Wilhelm stayed on the edges, watching, listening. Wilhelm had handed over the command position to Straka. Command had never interested him, and if Straka had a plan and a desire to take control, it was all right with him.

“What do we do, then?” Martinez asked.

“We grab him. No witness, no problem.”

“I don't know …” Jackson said.

“Do you want to see home again?”

Jackson nodded.

“Then we've got to get our hands on Dressler. There's no other way. Without him we'd have to blame this whole mess on Van Pelt, and we'll never make that stand without Markos's help. And don't forget, Markos went nuts and killed the Captain. If it comes to it, we can kill Markos and say we tried to stop him, but we were too late and Van Pelt was dead.”

“No problem,” Maxwell said. “Only, where
is
he?”

Straka shrugged. “We'll find him.”

“I'm not sure.

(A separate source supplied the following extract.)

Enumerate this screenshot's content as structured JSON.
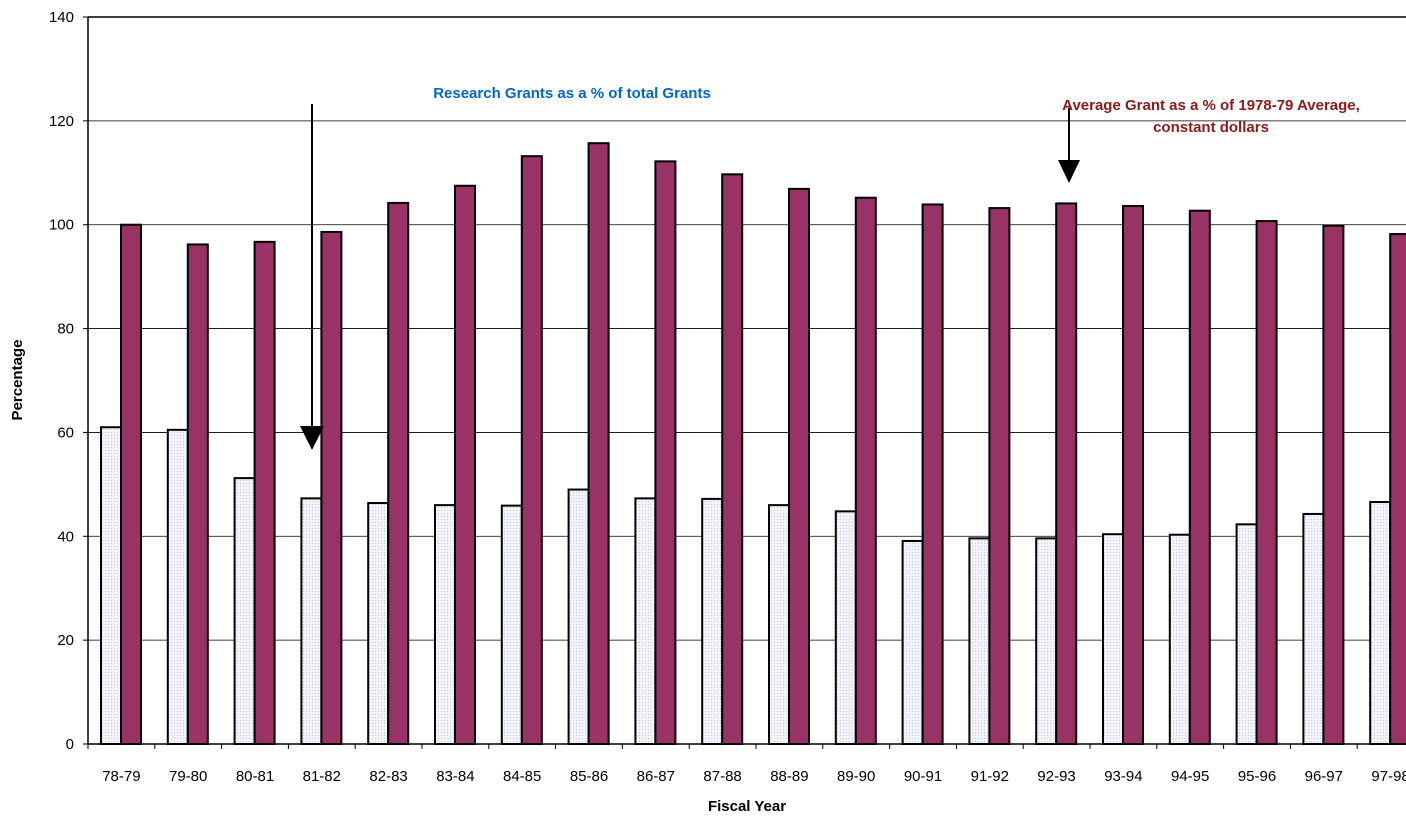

Maybe we should just go back and forget this idea,” Jackson said.

“What's the
matter
with you, Jackson? Open your eyes! We're free now—the first really free human beings ever. You don't want to lose that yet, do you?” Straka asked. “There's no one to stop us. No one!”

“Well …”

“We'll have to find him,” Maxwell said.

“Don't worry,” Straka said. “He's got to be hiding out in one of these villages. We'll just eliminate places for him to hide. When he makes a run for it, we'll grab him.”

And they had tried. They had set out to destroy villages and settlements on Gandji in hopes of flushing out Markos. They had destroyed the second one when the alien ship had fled Gandji.

Straka had cursed bitterly, eyes narrowed to tight slits, mouth drawn into a cruel, thin-lipped frown. She'd stared at the screens for longer than necessary as her mind churned, trying in vain to figure out a way to get the alien vessel to reverse its course.

She had known that Markos presented no threat. The chances of Markos's ever returning to Terra were slim, or none. But she still needed to capture Markos alive. She had assisted Markos on some tests when they'd first landed on Gandji, and if the tests were anything close to what Straka thought, her future life depended on picking Markos's brain for the answer.